An Econometric Analysis of Nonsynchronous Trading
1990We develop a stochastic model of nonsynchronous asset prices based on sampling with random censoring. In addition to generalizing existing models of nontrading, our framework allows the explicit calculation of the effects of infrequent trading on the time series properties of asset returns. These are empirically testable implications for the variance, autocorrelations, and cross-autocorrelations of returns to individual stocks as well as to portfolios. We construct estimators to quantify the magnitude of nontrading effects in commonly used stock returns data bases, and show the extent to which this phenomenon is responsible for the recent rejections of the random walk hypothesis.
Games of Survival in the Newspaper Industry
1989Since 1958 the number of United States cities with competing central-city newspapers has dwindled from 70 to 19. This evident drift toward monopoly has provoked public concern over the loss of independent editorial voices. Economically, it raises important questions about what cost structures can mandate a 'natural monopoly' and how rival firms in small-numbers markets behave when structural conditions favor a monopoly equilibrium in the long run. In this paper, we explore the rival behavior of two or three sellers in a market where monopoly profits may substantially exceed those of duopoly or triopoly. We develop a theoretical model of the newspaper firm and derive its econometric implications for the demand for and pricing of central-city newspaper advertising and circulation. We test these implications using data for 50 major newspapers located in 30 US metropolitan areas.

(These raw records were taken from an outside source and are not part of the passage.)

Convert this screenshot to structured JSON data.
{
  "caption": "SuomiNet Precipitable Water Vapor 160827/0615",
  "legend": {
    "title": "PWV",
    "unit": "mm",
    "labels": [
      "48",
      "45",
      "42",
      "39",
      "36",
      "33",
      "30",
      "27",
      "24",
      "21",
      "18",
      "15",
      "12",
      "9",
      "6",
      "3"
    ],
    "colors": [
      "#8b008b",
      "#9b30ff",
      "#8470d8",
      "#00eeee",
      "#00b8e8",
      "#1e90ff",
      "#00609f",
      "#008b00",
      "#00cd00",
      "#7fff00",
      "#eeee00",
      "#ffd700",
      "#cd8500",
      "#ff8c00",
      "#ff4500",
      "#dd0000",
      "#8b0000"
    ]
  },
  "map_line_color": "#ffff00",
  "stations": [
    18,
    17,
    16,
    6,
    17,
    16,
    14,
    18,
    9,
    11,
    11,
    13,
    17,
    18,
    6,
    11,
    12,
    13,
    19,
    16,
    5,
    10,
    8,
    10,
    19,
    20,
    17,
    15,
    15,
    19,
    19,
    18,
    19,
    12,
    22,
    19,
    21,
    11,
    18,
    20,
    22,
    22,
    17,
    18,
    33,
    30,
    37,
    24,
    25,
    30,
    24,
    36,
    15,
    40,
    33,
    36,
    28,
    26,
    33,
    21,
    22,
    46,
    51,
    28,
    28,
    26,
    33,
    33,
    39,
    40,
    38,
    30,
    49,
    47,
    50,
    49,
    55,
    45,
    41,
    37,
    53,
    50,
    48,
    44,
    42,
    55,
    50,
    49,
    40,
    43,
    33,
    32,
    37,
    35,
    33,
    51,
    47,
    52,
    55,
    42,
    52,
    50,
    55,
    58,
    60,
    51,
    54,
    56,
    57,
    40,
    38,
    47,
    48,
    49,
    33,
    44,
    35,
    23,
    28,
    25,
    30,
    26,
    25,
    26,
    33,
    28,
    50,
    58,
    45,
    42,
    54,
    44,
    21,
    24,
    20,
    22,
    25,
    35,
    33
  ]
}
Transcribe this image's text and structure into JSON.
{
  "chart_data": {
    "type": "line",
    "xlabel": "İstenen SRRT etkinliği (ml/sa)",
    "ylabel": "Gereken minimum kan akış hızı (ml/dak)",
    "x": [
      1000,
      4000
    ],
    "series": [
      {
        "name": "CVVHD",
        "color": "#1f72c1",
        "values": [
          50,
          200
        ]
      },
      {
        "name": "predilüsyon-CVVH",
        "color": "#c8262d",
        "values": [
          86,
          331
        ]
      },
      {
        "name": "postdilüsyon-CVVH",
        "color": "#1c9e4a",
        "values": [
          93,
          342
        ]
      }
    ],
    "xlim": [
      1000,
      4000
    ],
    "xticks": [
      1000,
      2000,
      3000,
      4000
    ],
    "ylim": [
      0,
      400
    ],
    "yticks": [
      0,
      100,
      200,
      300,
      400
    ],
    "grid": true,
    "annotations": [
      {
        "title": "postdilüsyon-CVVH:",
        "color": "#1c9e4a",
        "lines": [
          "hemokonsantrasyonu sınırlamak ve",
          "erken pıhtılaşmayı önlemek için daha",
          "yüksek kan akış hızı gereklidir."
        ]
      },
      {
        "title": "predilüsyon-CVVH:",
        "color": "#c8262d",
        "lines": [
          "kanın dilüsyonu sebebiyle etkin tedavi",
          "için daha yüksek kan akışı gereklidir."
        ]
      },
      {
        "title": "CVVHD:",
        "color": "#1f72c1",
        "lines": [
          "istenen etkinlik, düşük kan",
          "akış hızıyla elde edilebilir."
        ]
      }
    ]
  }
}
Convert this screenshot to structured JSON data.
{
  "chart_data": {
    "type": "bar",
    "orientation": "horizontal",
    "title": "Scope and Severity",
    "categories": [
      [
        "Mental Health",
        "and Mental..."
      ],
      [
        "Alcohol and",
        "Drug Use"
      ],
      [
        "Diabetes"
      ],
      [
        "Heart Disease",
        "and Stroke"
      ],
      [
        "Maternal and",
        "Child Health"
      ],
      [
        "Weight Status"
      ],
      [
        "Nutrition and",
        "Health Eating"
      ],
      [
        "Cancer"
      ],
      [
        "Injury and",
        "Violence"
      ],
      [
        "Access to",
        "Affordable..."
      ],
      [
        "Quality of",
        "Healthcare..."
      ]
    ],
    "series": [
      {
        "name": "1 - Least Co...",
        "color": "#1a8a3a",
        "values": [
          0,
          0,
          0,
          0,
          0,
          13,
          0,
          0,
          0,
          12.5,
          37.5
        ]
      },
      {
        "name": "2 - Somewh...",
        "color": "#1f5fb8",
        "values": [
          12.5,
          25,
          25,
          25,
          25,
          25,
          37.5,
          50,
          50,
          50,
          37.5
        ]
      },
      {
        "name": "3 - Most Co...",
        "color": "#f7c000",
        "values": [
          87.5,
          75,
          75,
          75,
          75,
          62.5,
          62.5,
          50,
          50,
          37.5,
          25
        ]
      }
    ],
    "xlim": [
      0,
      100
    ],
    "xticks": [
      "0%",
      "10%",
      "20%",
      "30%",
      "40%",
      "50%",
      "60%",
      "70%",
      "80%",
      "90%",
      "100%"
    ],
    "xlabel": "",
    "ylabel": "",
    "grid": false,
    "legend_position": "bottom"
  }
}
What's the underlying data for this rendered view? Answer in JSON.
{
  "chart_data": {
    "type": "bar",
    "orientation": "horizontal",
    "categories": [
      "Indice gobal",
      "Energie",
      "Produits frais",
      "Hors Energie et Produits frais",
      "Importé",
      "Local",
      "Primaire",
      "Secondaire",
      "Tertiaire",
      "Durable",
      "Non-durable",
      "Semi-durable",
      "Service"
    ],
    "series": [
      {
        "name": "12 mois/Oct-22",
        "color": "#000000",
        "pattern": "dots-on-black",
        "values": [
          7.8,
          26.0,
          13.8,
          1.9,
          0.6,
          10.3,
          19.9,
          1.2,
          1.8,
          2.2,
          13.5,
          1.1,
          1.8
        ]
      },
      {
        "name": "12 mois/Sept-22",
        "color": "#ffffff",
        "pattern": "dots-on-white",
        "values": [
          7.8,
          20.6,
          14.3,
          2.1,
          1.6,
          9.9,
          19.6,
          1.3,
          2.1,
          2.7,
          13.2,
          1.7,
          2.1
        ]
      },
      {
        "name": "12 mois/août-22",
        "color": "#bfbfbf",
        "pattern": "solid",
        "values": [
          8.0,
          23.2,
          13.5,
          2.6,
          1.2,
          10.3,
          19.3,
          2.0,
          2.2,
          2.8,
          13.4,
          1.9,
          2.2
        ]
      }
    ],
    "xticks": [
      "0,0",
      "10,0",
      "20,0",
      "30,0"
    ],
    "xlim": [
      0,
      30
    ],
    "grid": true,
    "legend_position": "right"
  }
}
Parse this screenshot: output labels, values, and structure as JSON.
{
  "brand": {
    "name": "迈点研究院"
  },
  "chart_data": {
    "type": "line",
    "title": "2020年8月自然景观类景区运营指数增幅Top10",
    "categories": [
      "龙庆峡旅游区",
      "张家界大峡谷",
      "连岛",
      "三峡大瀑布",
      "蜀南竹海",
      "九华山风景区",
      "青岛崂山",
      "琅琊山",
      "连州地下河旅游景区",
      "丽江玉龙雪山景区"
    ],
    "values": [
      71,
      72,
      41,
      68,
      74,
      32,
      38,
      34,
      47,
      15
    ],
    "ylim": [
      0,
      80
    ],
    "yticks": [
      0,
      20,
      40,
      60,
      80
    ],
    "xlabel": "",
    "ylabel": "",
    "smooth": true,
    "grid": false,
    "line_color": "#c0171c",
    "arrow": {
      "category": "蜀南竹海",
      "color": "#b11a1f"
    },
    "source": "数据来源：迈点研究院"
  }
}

The Size and Power of the Variance Ration Test in Finite Samples: A Monte Carlo Investigation
1989We examine the finite-sample properties of the variance ratio test of the random walk hypothesis via Monte Carlo simulations under two null and three alternative hypotheses. These results are compared to the performance of the Dickey-Fuller t and the Box-Pierce Q statistics. Under the null hypothesis of a random walk with independent and identically distributed Gaussian increments, the empirical size of all three tests are comparable. Under the heteroskedastic random walk null, the variance ration test is more reliable than either the Dickey-Fuller or Box-Pierce tests. We compute the power of these three tests against three alternatives of recent empirical interest: a stationary AR(1), the sum of this AR(1) and a random walk, and an integrated AR(1). By choosing the sampling frequency appropriately, the variance ratio test is shown to be as powerful as the Dickey-Fuller and Box-Pierce tests against the stationary alternative and is more powerful than either of the two tests against the two unit root alternatives.